You trembled at his huge tribal marks; a warning rang in your head not to exchange words with him so you turn quietly towards the cab. You entered his cab and sat down at the front seat, ready to go to Ibadan. Then your earpiece falls off and you hear ‘Abuja one, Abuja Enikan’. You jumped from the Ibadan cab forgetting about the restraint of the seat belt and fell back. You slowly detach the belt and made your way to the Abuja bound bus only to meet the pretty girl who lived next door whom the neighbors had told you said that you were proud and arrogant, going towards the same bus.
You keep walking, eyes on the prize, seriously concentrating and pretending as though you had not seen her. Then you get to the bus before her, you notice that she had seen you make the last minute dash for the last seat on the bus, yet she still kept coming towards the bus, smiling as though she had just won a lottery.

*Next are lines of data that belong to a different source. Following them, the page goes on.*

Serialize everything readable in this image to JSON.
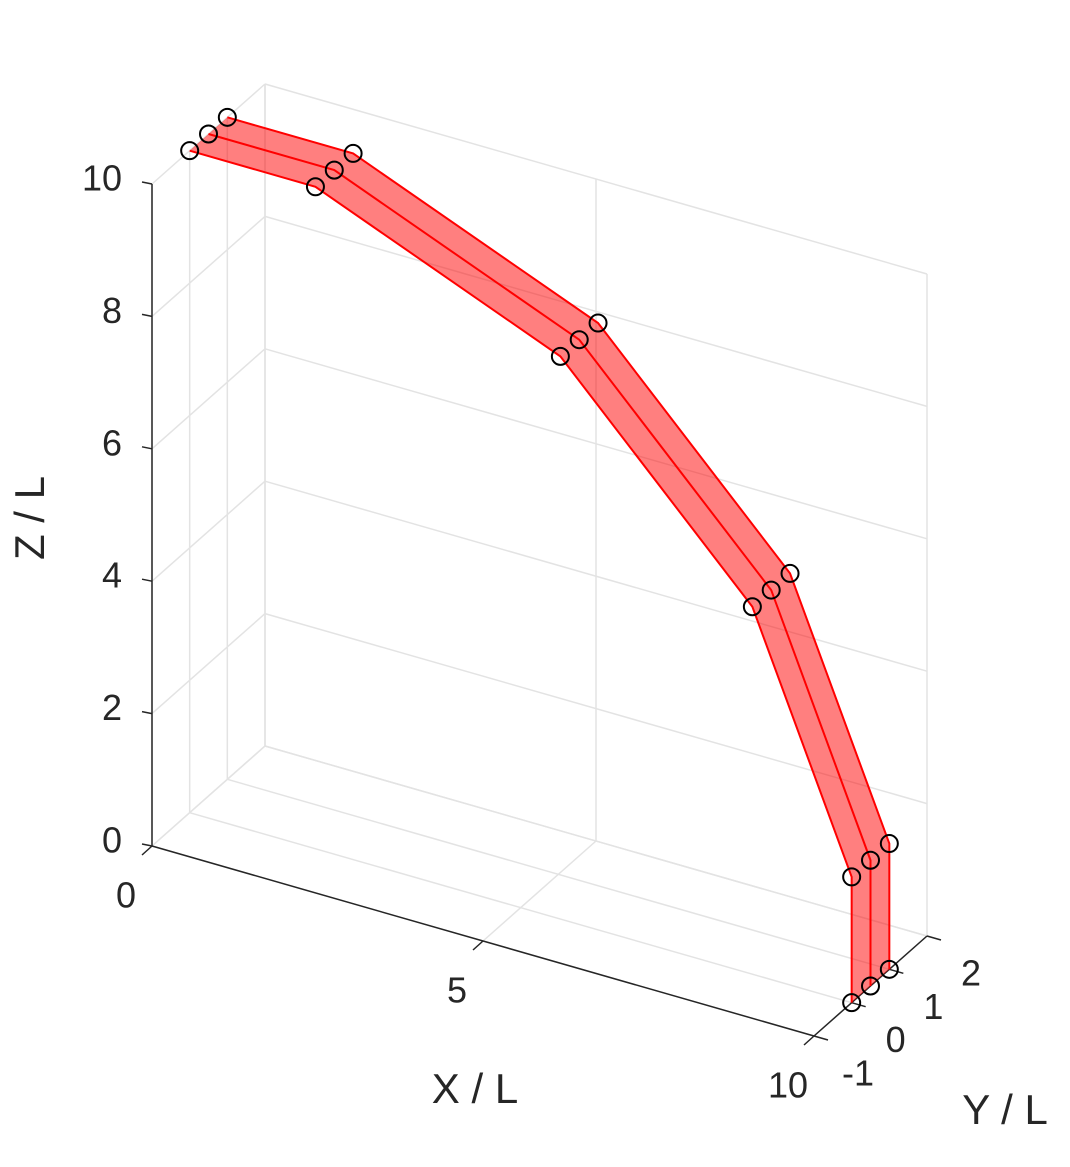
{
  "chart_data": {
    "type": "line3d",
    "xlabel": "X / L",
    "ylabel": "Y / L",
    "zlabel": "Z / L",
    "xlim": [
      0,
      10
    ],
    "ylim": [
      -1,
      2
    ],
    "zlim": [
      0,
      10
    ],
    "xticks": [
      0,
      5,
      10
    ],
    "yticks": [
      -1,
      0,
      1,
      2
    ],
    "zticks": [
      0,
      2,
      4,
      6,
      8,
      10
    ],
    "grid": true,
    "line_color": "#ff0000",
    "fill_color": "#ff0000",
    "fill_alpha": 0.5,
    "marker_color": "#000000",
    "series": [
      {
        "x": [
          10,
          10,
          8.5,
          5.6,
          1.9,
          0
        ],
        "y": [
          0,
          0,
          0,
          0,
          0,
          0
        ],
        "z": [
          0,
          1.9,
          5.55,
          8.5,
          10,
          10
        ]
      },
      {
        "x": [
          10,
          10,
          8.5,
          5.6,
          1.9,
          0
        ],
        "y": [
          0.5,
          0.5,
          0.5,
          0.5,
          0.5,
          0.5
        ],
        "z": [
          0,
          1.9,
          5.55,
          8.5,
          10,
          10
        ]
      },
      {
        "x": [
          10,
          10,
          8.5,
          5.6,
          1.9,
          0
        ],
        "y": [
          1,
          1,
          1,
          1,
          1,
          1
        ],
        "z": [
          0,
          1.9,
          5.55,
          8.5,
          10,
          10
        ]
      }
    ]
  }
}
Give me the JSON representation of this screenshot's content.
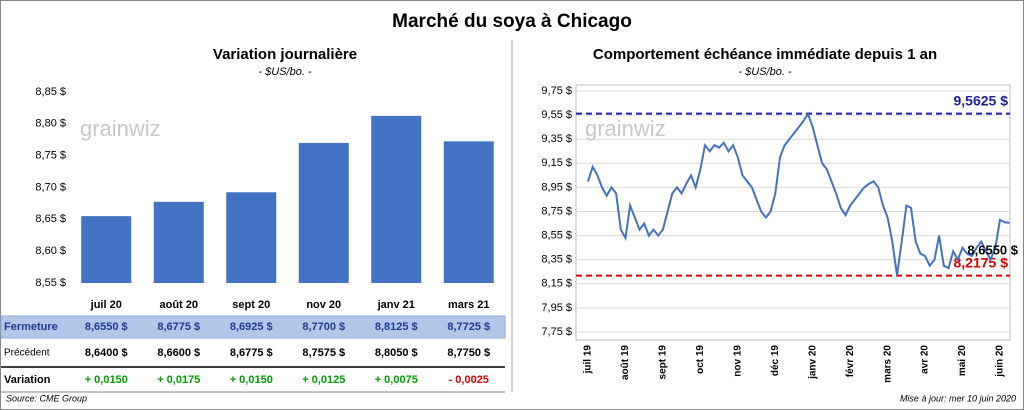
{
  "title": "Marché du soya à Chicago",
  "watermark": "grainwiz",
  "chart_data": [
    {
      "type": "bar",
      "title": "Variation journalière",
      "subtitle": "- $US/bo. -",
      "categories": [
        "juil 20",
        "août 20",
        "sept 20",
        "nov 20",
        "janv 21",
        "mars 21"
      ],
      "values": [
        8.655,
        8.6775,
        8.6925,
        8.77,
        8.8125,
        8.7725
      ],
      "color": "#4472c4",
      "ylim": [
        8.55,
        8.85
      ],
      "yticks": [
        {
          "value": 8.55,
          "label": "8,55 $"
        },
        {
          "value": 8.6,
          "label": "8,60 $"
        },
        {
          "value": 8.65,
          "label": "8,65 $"
        },
        {
          "value": 8.7,
          "label": "8,70 $"
        },
        {
          "value": 8.75,
          "label": "8,75 $"
        },
        {
          "value": 8.8,
          "label": "8,80 $"
        },
        {
          "value": 8.85,
          "label": "8,85 $"
        }
      ]
    },
    {
      "type": "line",
      "title": "Comportement  échéance immédiate depuis 1 an",
      "subtitle": "- $US/bo. -",
      "categories": [
        "juil 19",
        null,
        null,
        null,
        null,
        null,
        null,
        null,
        "août 19",
        null,
        null,
        null,
        null,
        null,
        null,
        null,
        "sept 19",
        null,
        null,
        null,
        null,
        null,
        null,
        null,
        "oct 19",
        null,
        null,
        null,
        null,
        null,
        null,
        null,
        "nov 19",
        null,
        null,
        null,
        null,
        null,
        null,
        null,
        "déc 19",
        null,
        null,
        null,
        null,
        null,
        null,
        null,
        "janv 20",
        null,
        null,
        null,
        null,
        null,
        null,
        null,
        "févr 20",
        null,
        null,
        null,
        null,
        null,
        null,
        null,
        "mars 20",
        null,
        null,
        null,
        null,
        null,
        null,
        null,
        "avr 20",
        null,
        null,
        null,
        null,
        null,
        null,
        null,
        "mai 20",
        null,
        null,
        null,
        null,
        null,
        null,
        null,
        "juin 20",
        null,
        null
      ],
      "values": [
        9.0,
        9.12,
        9.05,
        8.95,
        8.88,
        8.95,
        8.9,
        8.6,
        8.53,
        8.8,
        8.7,
        8.6,
        8.65,
        8.55,
        8.6,
        8.55,
        8.6,
        8.75,
        8.9,
        8.95,
        8.9,
        8.98,
        9.05,
        8.95,
        9.1,
        9.3,
        9.25,
        9.3,
        9.28,
        9.32,
        9.25,
        9.3,
        9.2,
        9.05,
        9.0,
        8.95,
        8.85,
        8.75,
        8.7,
        8.75,
        8.9,
        9.2,
        9.3,
        9.35,
        9.4,
        9.45,
        9.5,
        9.56,
        9.45,
        9.3,
        9.15,
        9.1,
        9.0,
        8.9,
        8.78,
        8.72,
        8.8,
        8.85,
        8.9,
        8.95,
        8.98,
        9.0,
        8.95,
        8.8,
        8.7,
        8.5,
        8.22,
        8.5,
        8.8,
        8.78,
        8.5,
        8.4,
        8.38,
        8.3,
        8.35,
        8.55,
        8.3,
        8.28,
        8.42,
        8.35,
        8.45,
        8.4,
        8.38,
        8.45,
        8.5,
        8.42,
        8.35,
        8.45,
        8.68,
        8.66,
        8.655
      ],
      "color": "#4472c4",
      "ylim": [
        7.75,
        9.75
      ],
      "yticks": [
        {
          "value": 7.75,
          "label": "7,75 $"
        },
        {
          "value": 7.95,
          "label": "7,95 $"
        },
        {
          "value": 8.15,
          "label": "8,15 $"
        },
        {
          "value": 8.35,
          "label": "8,35 $"
        },
        {
          "value": 8.55,
          "label": "8,55 $"
        },
        {
          "value": 8.75,
          "label": "8,75 $"
        },
        {
          "value": 8.95,
          "label": "8,95 $"
        },
        {
          "value": 9.15,
          "label": "9,15 $"
        },
        {
          "value": 9.35,
          "label": "9,35 $"
        },
        {
          "value": 9.55,
          "label": "9,55 $"
        },
        {
          "value": 9.75,
          "label": "9,75 $"
        }
      ],
      "grid": true,
      "reference_lines": [
        {
          "value": 9.5625,
          "label": "9,5625 $",
          "color": "#1f1fa8"
        },
        {
          "value": 8.2175,
          "label": "8,2175 $",
          "color": "#e00000"
        }
      ],
      "annotations": [
        {
          "value": 8.655,
          "label": "8,6550 $"
        }
      ]
    }
  ],
  "table": {
    "rows": [
      {
        "label": "Fermeture",
        "cells": [
          "8,6550  $",
          "8,6775  $",
          "8,6925  $",
          "8,7700  $",
          "8,8125  $",
          "8,7725  $"
        ]
      },
      {
        "label": "Précédent",
        "cells": [
          "8,6400  $",
          "8,6600  $",
          "8,6775  $",
          "8,7575  $",
          "8,8050  $",
          "8,7750  $"
        ]
      },
      {
        "label": "Variation",
        "cells": [
          "+ 0,0150",
          "+ 0,0175",
          "+ 0,0150",
          "+ 0,0125",
          "+ 0,0075",
          "- 0,0025"
        ],
        "colors": [
          "#00a000",
          "#00a000",
          "#00a000",
          "#00a000",
          "#00a000",
          "#e00000"
        ]
      }
    ]
  },
  "source": "Source: CME Group",
  "updated": "Mise à jour: mer 10 juin 2020"
}
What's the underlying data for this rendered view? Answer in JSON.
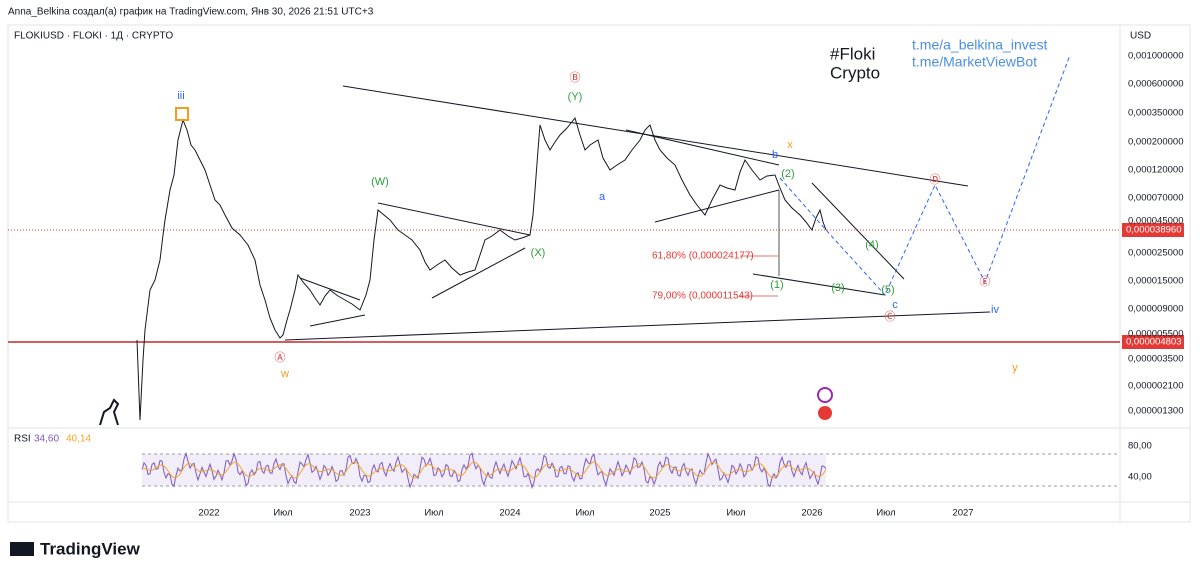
{
  "header": "Anna_Belkina создал(а) график на TradingView.com, Янв 30, 2026 21:51 UTC+3",
  "symbol": "FLOKIUSD · FLOKI · 1Д · CRYPTO",
  "price_axis": {
    "unit": "USD",
    "ticks": [
      "0,001000000",
      "0,000600000",
      "0,000350000",
      "0,000200000",
      "0,000120000",
      "0,000070000",
      "0,000045000",
      "0,000025000",
      "0,000015000",
      "0,000009000",
      "0,000005500",
      "0,000003500",
      "0,000002100",
      "0,000001300"
    ]
  },
  "highlighted_prices": [
    "0,000038960",
    "0,000004803"
  ],
  "rsi": {
    "label": "RSI",
    "values": [
      "34,60",
      "40,14"
    ],
    "ticks": [
      "80,00",
      "40,00"
    ]
  },
  "time_axis": [
    "2022",
    "Июл",
    "2023",
    "Июл",
    "2024",
    "Июл",
    "2025",
    "Июл",
    "2026",
    "Июл",
    "2027"
  ],
  "annotations": [
    "iii",
    "w",
    "Ⓐ",
    "Ⓑ",
    "(Y)",
    "(W)",
    "(X)",
    "a",
    "b",
    "x",
    "(2)",
    "(1)",
    "(3)",
    "(4)",
    "(5)",
    "c",
    "Ⓒ",
    "Ⓓ",
    "Ⓔ",
    "iv",
    "y"
  ],
  "fib_levels": [
    "61,80% (0,000024177)",
    "79,00% (0,000011543)"
  ],
  "hashtag": [
    "#Floki",
    "Crypto"
  ],
  "links": [
    "t.me/a_belkina_invest",
    "t.me/MarketViewBot"
  ],
  "logo": "TradingView"
}
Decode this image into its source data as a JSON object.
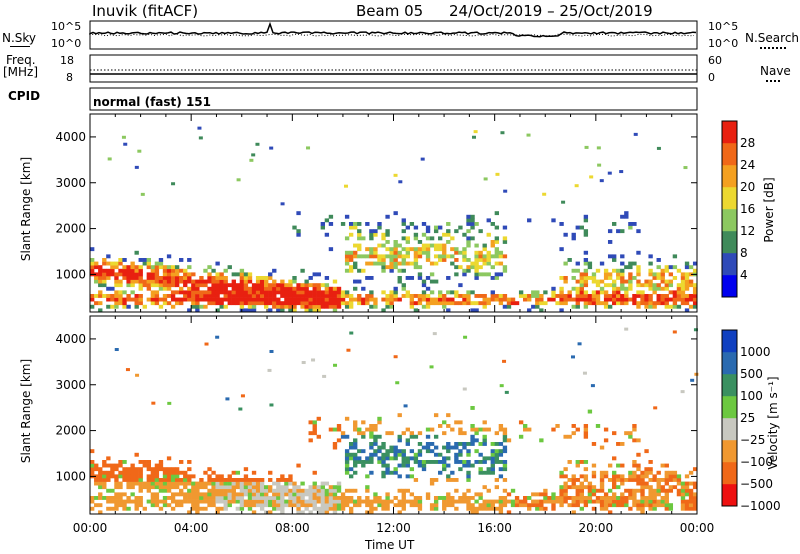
{
  "header": {
    "station": "Inuvik (fitACF)",
    "beam": "Beam 05",
    "date_range": "24/Oct/2019 – 25/Oct/2019"
  },
  "panels": {
    "nsky": {
      "label": "N.Sky",
      "left_top": "10^5",
      "left_bottom": "10^0",
      "right_top": "10^5",
      "right_bottom": "10^0",
      "right_label": "N.Search"
    },
    "freq": {
      "label_line1": "Freq.",
      "label_line2": "[MHz]",
      "left_top": "18",
      "left_bottom": "8",
      "right_top": "60",
      "right_bottom": "0",
      "right_label": "Nave"
    },
    "cpid": {
      "label": "CPID",
      "value": "normal (fast) 151"
    }
  },
  "colorbars": {
    "power": {
      "title": "Power [dB]",
      "ticks": [
        "28",
        "24",
        "20",
        "16",
        "12",
        "8",
        "4"
      ]
    },
    "velocity": {
      "title": "Velocity [m s⁻¹]",
      "ticks": [
        "1000",
        "500",
        "100",
        "25",
        "−25",
        "−100",
        "−500",
        "−1000"
      ]
    }
  },
  "colors": {
    "power": [
      "#0000ee",
      "#2f4ab8",
      "#3f8a5a",
      "#8cc860",
      "#ecd830",
      "#f4a020",
      "#f06818",
      "#e82010"
    ],
    "velocity": [
      "#ee1010",
      "#f06818",
      "#f09830",
      "#c8c8c0",
      "#6cc840",
      "#3a9060",
      "#2a6ab0",
      "#1040c0"
    ]
  },
  "chart_data": [
    {
      "type": "heatmap",
      "title": "Power",
      "ylabel": "Slant Range [km]",
      "xlabel": "",
      "x_ticks": [
        "00:00",
        "04:00",
        "08:00",
        "12:00",
        "16:00",
        "20:00",
        "00:00"
      ],
      "y_ticks": [
        1000,
        2000,
        3000,
        4000
      ],
      "xlim_hours": [
        0,
        24
      ],
      "ylim_km": [
        180,
        4500
      ],
      "colorbar": "Power [dB]"
    },
    {
      "type": "heatmap",
      "title": "Velocity",
      "ylabel": "Slant Range [km]",
      "xlabel": "Time UT",
      "x_ticks": [
        "00:00",
        "04:00",
        "08:00",
        "12:00",
        "16:00",
        "20:00",
        "00:00"
      ],
      "y_ticks": [
        1000,
        2000,
        3000,
        4000
      ],
      "xlim_hours": [
        0,
        24
      ],
      "ylim_km": [
        180,
        4500
      ],
      "colorbar": "Velocity [m s⁻¹]"
    }
  ],
  "axis": {
    "xlabel": "Time UT"
  }
}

“You are David Agboola, are you not?” she said as she spoke to you, her face still aglow with that victorious seeming air as she got nearer to the bus. You couldn’t find your voice and hoped that you never find it so that you would not have to say something wrong, so you nod instead. She brought something that looked all too familiar from her hand bag that had the letters MUSCHINO largely printed on it, evidence that it was probably a knockoff; that was when you realized that you had misplaced your wallet. Your hand went straight to your back pocket to seek succor but you were left disappointed.
She had made the effort to bring you the wallet all the way from your house at this hour of the day; it suddenly began to dawn on you that she expected gratitude as she handed the naira filled wallet over to you. There would have been no way for you to pay for the bus that had gone earlier, if you had not missed it, you manage a grunt and suddenly felt out rightly emotional and since words were failing you, so you get off the bus and gave her a hug.